|Authors||Klingensmith ME, Winslow ER, Hamilton BH, Hall BL|
|Journal||Curr Surg Volume: 63 Issue: 1 Pages: 74-9|
|Publish Date||2006 Jan-Feb|
Prior data have shown that resident duty-hour reform has not affected faculty work hours; yet the preservation of faculty hours may have been at the expense of productivity. We sought to examine change in clinical productivity.Anonymous survey and analysis of faculty relative value units (RVU) database.A single, large academic medical center.All clinical faculty in the Department of Surgery.An anonymous survey was distributed to surgical faculty 18 months after reform and compared with surveys taken before and after reform. Opinions regarding productivity and working hours were solicited.
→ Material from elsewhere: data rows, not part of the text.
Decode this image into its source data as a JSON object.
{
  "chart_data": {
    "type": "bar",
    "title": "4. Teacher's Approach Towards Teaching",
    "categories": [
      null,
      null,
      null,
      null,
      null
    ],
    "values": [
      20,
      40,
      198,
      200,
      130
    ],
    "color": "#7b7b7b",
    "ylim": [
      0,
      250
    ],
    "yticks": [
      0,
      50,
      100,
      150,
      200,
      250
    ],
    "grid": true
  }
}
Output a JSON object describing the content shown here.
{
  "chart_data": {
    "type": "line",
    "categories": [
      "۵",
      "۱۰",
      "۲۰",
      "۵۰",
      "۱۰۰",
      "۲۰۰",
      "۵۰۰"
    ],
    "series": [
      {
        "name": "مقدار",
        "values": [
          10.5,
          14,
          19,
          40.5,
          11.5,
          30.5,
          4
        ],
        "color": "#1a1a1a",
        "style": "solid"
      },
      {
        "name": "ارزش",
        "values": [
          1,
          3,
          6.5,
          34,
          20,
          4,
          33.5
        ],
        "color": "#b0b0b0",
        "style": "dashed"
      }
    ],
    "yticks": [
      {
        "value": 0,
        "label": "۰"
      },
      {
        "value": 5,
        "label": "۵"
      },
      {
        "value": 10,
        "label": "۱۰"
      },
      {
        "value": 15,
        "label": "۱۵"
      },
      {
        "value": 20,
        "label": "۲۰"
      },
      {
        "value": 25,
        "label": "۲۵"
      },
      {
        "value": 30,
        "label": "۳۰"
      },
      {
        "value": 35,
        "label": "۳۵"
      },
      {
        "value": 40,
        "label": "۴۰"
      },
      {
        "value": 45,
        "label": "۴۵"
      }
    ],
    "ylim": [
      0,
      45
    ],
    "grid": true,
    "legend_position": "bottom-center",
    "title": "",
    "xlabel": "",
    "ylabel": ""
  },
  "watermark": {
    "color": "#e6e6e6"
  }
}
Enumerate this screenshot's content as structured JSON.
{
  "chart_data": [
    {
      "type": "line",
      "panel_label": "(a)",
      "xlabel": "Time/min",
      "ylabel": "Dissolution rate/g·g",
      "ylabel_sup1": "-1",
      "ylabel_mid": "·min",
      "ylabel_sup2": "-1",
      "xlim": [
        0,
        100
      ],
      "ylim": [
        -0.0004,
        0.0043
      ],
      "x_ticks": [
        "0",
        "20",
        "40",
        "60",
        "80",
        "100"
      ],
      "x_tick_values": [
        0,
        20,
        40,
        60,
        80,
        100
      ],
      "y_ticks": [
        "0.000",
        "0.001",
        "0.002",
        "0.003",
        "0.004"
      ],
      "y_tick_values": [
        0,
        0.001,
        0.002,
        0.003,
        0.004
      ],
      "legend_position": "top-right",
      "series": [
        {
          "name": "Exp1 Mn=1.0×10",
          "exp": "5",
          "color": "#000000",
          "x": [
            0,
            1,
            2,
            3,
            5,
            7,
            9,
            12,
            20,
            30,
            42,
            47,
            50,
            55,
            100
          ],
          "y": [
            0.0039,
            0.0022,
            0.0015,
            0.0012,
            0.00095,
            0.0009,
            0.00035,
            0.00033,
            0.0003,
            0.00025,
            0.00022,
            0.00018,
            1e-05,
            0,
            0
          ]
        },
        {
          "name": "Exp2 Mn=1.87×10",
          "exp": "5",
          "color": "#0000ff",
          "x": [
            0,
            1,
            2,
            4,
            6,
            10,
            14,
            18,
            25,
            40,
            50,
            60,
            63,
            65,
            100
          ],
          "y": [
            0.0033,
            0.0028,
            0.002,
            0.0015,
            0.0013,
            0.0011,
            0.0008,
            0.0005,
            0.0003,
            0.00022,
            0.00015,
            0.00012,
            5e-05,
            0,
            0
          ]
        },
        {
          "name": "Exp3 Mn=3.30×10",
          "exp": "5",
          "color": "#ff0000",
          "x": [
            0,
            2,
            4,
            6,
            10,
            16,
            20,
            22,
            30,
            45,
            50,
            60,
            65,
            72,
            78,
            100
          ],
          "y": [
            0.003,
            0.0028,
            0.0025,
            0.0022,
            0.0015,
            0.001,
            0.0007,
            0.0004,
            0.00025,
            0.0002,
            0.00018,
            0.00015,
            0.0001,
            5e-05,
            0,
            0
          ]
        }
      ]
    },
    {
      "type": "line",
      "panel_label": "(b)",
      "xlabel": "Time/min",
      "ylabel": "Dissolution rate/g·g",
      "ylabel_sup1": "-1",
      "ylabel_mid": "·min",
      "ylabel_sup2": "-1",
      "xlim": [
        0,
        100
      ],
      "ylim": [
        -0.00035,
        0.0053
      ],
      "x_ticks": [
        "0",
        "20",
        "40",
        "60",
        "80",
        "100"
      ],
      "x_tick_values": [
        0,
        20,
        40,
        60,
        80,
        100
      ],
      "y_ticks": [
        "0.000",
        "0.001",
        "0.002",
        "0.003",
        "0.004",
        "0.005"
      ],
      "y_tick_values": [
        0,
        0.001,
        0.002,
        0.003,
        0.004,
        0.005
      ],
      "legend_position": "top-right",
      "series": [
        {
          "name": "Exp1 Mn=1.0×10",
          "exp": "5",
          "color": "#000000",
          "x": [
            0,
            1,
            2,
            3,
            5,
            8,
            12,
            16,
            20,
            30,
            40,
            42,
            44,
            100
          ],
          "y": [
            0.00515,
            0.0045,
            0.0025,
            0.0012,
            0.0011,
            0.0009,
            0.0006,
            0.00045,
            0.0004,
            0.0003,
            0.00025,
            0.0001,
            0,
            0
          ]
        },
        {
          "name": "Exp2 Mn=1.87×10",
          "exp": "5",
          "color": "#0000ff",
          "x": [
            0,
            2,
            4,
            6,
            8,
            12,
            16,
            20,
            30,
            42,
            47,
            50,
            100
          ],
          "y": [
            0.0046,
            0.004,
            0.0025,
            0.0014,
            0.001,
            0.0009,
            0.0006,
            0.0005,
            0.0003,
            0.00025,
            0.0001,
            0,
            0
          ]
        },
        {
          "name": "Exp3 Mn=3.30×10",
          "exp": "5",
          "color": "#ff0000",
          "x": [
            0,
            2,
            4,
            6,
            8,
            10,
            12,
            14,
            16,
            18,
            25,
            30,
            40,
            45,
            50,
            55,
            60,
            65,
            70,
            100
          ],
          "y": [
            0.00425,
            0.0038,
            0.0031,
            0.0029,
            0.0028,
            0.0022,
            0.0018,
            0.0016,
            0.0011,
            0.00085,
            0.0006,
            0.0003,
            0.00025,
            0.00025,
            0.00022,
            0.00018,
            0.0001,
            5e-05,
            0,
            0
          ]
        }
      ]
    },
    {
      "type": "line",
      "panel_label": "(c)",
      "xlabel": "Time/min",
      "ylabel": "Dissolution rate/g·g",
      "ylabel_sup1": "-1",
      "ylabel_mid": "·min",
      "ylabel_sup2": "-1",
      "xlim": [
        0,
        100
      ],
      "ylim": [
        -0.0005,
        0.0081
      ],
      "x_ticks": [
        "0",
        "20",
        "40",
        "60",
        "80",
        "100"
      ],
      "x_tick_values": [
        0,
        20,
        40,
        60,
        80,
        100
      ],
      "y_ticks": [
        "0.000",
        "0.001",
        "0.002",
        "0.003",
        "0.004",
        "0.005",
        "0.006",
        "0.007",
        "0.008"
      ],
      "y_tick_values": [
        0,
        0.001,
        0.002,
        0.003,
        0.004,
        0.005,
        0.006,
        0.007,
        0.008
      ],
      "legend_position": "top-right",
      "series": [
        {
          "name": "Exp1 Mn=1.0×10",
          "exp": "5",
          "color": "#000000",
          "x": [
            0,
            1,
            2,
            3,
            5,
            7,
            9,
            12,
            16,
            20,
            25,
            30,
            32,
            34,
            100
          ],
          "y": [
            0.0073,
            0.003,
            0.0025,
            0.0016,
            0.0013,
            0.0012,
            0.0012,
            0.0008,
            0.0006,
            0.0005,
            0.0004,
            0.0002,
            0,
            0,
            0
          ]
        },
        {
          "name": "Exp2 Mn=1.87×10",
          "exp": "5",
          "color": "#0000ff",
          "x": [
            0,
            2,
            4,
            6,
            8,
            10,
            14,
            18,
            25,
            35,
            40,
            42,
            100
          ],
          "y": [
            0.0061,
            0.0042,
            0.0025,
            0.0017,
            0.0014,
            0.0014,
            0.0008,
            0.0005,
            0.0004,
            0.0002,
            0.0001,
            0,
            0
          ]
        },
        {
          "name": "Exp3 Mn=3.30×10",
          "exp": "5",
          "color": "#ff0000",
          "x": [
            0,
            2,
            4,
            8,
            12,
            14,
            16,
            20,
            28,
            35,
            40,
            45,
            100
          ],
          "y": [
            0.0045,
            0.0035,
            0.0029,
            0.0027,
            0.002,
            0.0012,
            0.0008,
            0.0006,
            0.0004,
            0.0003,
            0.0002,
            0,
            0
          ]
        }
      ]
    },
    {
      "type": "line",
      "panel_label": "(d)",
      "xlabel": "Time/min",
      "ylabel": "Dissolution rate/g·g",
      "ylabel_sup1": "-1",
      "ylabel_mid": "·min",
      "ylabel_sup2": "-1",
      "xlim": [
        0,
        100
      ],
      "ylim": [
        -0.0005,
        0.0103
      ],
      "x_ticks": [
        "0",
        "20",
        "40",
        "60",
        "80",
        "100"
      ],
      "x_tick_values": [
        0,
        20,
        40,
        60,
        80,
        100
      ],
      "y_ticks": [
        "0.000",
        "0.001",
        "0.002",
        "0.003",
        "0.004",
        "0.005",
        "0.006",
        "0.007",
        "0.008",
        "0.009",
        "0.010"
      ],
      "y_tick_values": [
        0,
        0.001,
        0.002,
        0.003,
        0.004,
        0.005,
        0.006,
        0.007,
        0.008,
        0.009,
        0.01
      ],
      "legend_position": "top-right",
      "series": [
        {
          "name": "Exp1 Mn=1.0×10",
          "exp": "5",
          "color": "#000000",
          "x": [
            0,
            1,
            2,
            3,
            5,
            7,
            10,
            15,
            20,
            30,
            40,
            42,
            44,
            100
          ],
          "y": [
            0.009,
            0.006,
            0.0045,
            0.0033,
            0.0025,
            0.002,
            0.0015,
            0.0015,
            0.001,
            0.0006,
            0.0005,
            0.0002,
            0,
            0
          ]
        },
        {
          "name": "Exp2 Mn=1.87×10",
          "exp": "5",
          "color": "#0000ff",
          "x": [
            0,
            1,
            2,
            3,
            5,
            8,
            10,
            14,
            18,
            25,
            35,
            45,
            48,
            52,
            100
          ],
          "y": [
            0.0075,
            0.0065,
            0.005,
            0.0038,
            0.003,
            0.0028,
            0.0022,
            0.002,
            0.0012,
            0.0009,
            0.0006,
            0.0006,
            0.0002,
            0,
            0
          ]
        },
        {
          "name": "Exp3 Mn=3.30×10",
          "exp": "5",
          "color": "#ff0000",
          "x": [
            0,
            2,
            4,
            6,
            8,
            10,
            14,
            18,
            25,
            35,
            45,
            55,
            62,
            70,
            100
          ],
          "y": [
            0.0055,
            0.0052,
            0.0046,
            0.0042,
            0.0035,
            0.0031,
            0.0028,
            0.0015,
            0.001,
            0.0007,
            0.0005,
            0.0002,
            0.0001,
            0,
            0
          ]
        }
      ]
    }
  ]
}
P values were determined by chi-square or Student t-tests. Relative value unit data, reflecting clinical productivity, were compared before and after reform. Regression was performed with dependent variable “lnRVU” and independent variables “calendar month,” “pre/post” July 2003, and “surgeon.” The coefficient on “pre/post” reflected average change in RVUs.A total of 49 of 73 surveys were returned (67% response). Faculty reported an average of 68.0+/-7.0 weekly work hours (p=NS compared with previous survey). In the current survey, 35% felt their overall productivity had fallen due to reform. Among these, 83% felt academic productivity had suffered, 11% were unsure, and 1 person (6%) believed academic productivity was preserved. The majority (82%) reported preserved clinical productivity, 6% reported a decrease, and 12% were unsure. Overall, 60% reported doing work previously done by residents. When RVU data were examined, the coefficient on change pre- and post-reform indicated a 5.7% increase in productivity (p=0.005). However, this effect was driven by 5 surgeons with a greater than 75% increase in productivity, all young faculty, early in practice. Excluding these, there was no significant change (0.6% increase, p=0.77).Faculty have preserved work hours and clinical productivity, despite a tendency to take on work previously done by residents. This suggests that academic activities may have suffered.